Mentre auspichiamo che questa preziosa roadmap possa essere discussa al Summit del futuro di settembre e, come chiesto dagli autori, possa essere adottata dall’Assemblea generale Onu entro il 2026, anche l’ASviS, pur continuando il suo lavoro di monitoraggio, sensibilizzazione e advocacy per raggiungere gli Obiettivi al 2030, si sta preparando a guardare oltre. Lo fa già dal 2020 a dire il vero, con la nascita di FUTURAnetwork (qui trovate “Mille schegge di futuro”, una raccolta ragionata di riflessioni sui “futuri possibili” frutto degli anni di lavoro sul sito), ma lo farà sempre di più nei prossimi anni con “Ecosistema futuro”, un articolato progetto ricco di attività per portare il futuro al centro del dibattito culturale e politico. Il progetto verrà presentato più avanti nell’anno, ma questa scelta conferma che il futuro sarà sempre più rilevante nella strategia dell’Alleanza. Non a caso, durante la Consulta, si è ribadita la volontà di orientare in maniera crescente le attività nello spirito del messaggio del primo Festival dello Sviluppo Sostenibile: “Disegniamo il futuro. Cambiamo il presente”.

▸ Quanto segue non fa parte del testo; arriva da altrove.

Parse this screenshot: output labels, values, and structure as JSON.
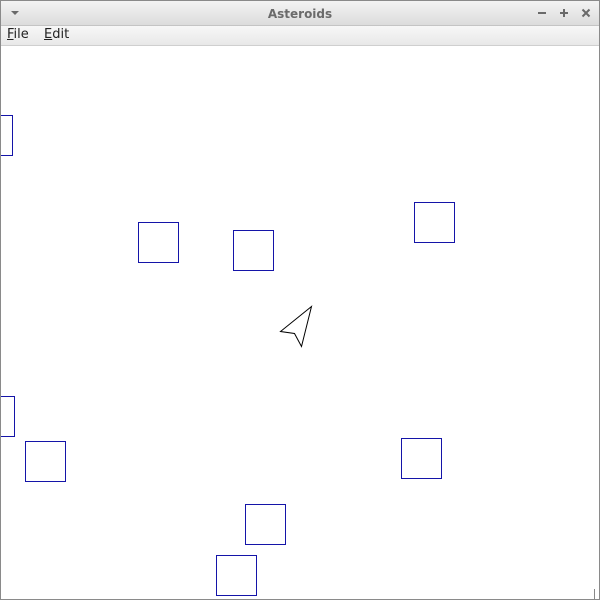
{
  "window": {
    "title": "Asteroids",
    "window_menu_icon": "chevron-down-icon",
    "controls": {
      "minimize_icon": "minimize-icon",
      "maximize_icon": "maximize-icon",
      "close_icon": "close-icon"
    }
  },
  "menubar": {
    "items": [
      {
        "label": "File"
      },
      {
        "label": "Edit"
      }
    ]
  },
  "game": {
    "colors": {
      "background": "#ffffff",
      "asteroid_stroke": "#1414a8",
      "ship_stroke": "#000000"
    },
    "asteroid_count": 9,
    "ship": {
      "icon": "spaceship-arrow-icon"
    }
  }
}
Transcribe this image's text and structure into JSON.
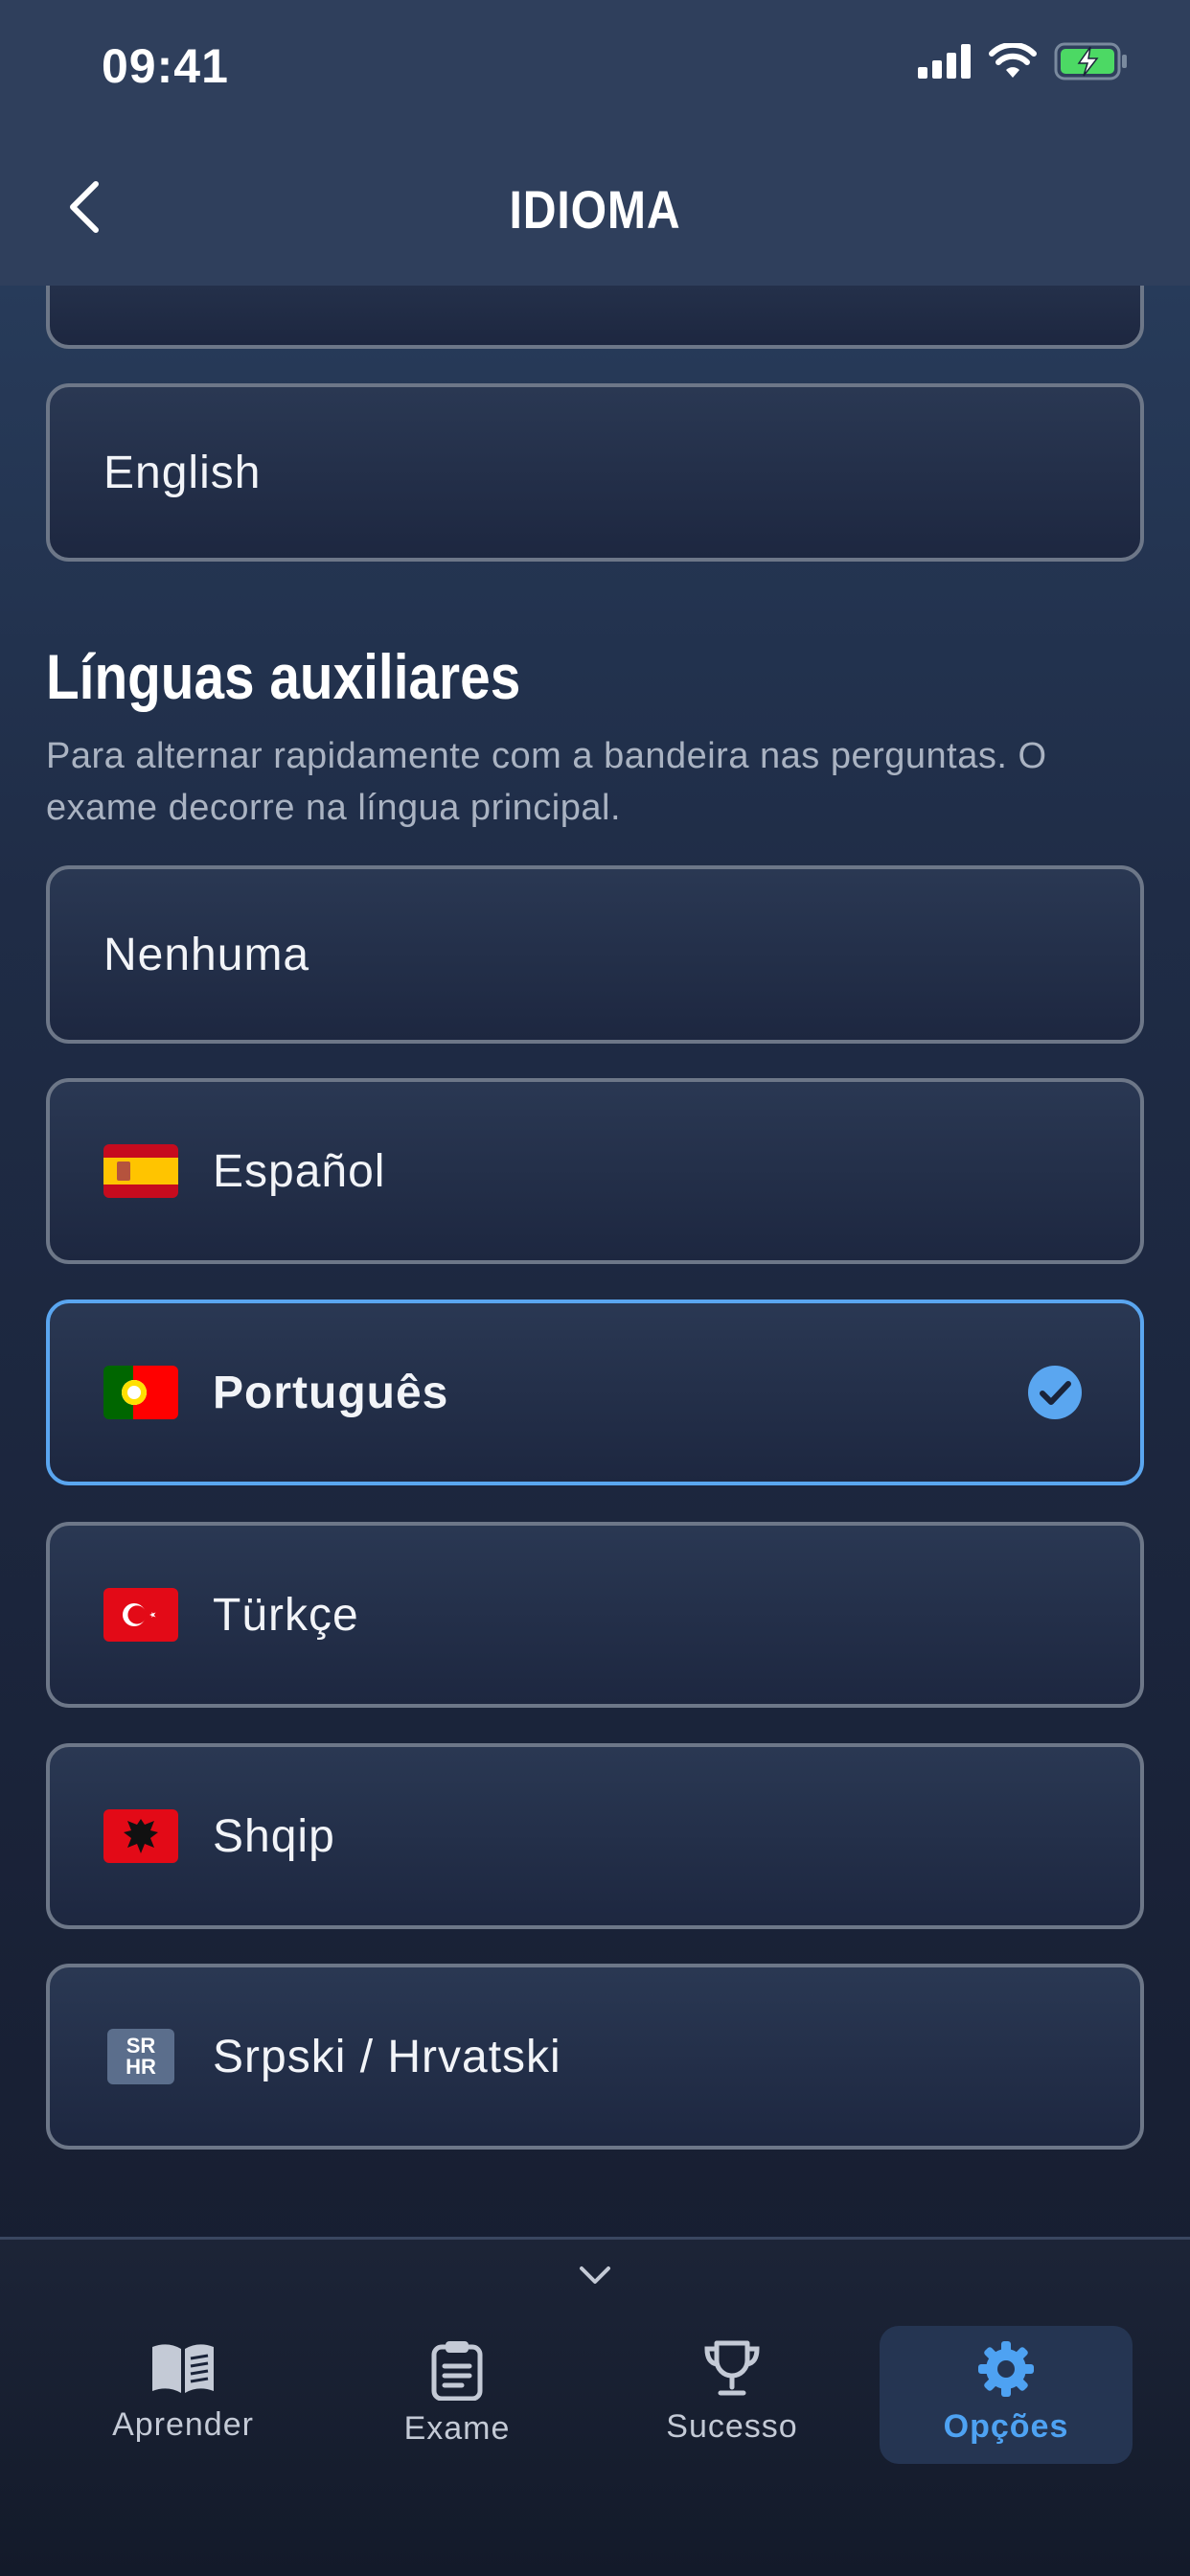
{
  "status_bar": {
    "time": "09:41"
  },
  "header": {
    "title": "IDIOMA",
    "back_icon": "chevron-left-icon"
  },
  "primary_language": {
    "selected_label": "English"
  },
  "auxiliary": {
    "title": "Línguas auxiliares",
    "subtitle": "Para alternar rapidamente com a bandeira nas perguntas. O exame decorre na língua principal.",
    "options": [
      {
        "label": "Nenhuma",
        "flag": "none",
        "selected": false
      },
      {
        "label": "Español",
        "flag": "spain-flag",
        "selected": false
      },
      {
        "label": "Português",
        "flag": "portugal-flag",
        "selected": true
      },
      {
        "label": "Türkçe",
        "flag": "turkey-flag",
        "selected": false
      },
      {
        "label": "Shqip",
        "flag": "albania-flag",
        "selected": false
      },
      {
        "label": "Srpski / Hrvatski",
        "flag": "sr-hr-badge",
        "selected": false
      }
    ],
    "srhr_badge": {
      "top": "SR",
      "bottom": "HR"
    }
  },
  "colors": {
    "accent": "#4ea2f2",
    "card_border": "#6d7788",
    "selected_border": "#5aa6f0"
  },
  "tabbar": {
    "tabs": [
      {
        "label": "Aprender",
        "icon": "open-book-icon",
        "active": false
      },
      {
        "label": "Exame",
        "icon": "clipboard-icon",
        "active": false
      },
      {
        "label": "Sucesso",
        "icon": "trophy-icon",
        "active": false
      },
      {
        "label": "Opções",
        "icon": "gear-icon",
        "active": true
      }
    ]
  }
}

Il futuro sarà segnato sempre più da contraddizioni laceranti. Pertanto, per assumere decisioni corrette sarà cruciale rispondere alle difficoltà attuali delle persone senza scaricare il relativo costo sulle generazioni future, come ci indica anche la riforma costituzionale promossa dall’ASviS. Nel post-2030 (ma in realtà già adesso) bisognerà mettere con forza al centro dei sistemi decisionali la scienza e i dati per combattere la disinformazione e far comprendere all’opinione pubblica quali sono le scelte imprescindibili da compiere. Si dovrà promuovere, insieme al supporto economico a livello nazionale, l’azione con e nei territori per dare sostegno a chi deve far fronte ai maggiori costi della transizione, anche per superare le paure. Bisognerà evitare “spaccature intergenerazionali”, concentrando il lavoro di educazione allo sviluppo sostenibile su quegli adulti e anziani più contrari al cambiamento, che si stanno rivelando il vero zoccolo duro di chi vuole rallentare la transizione anziché accelerarla. Tutto ciò, e molto altro, fa parte dell’impegno degli aderenti all’ASviS ad essere “Guardiani del futuro”, coniugando in senso positivo i potenziali conflitti tra le scelte per l’oggi e per il domani, e contribuendo ad elaborare cicli politici lungimiranti ed efficaci a beneficio di uno sviluppo sostenibile per tutte e per tutti.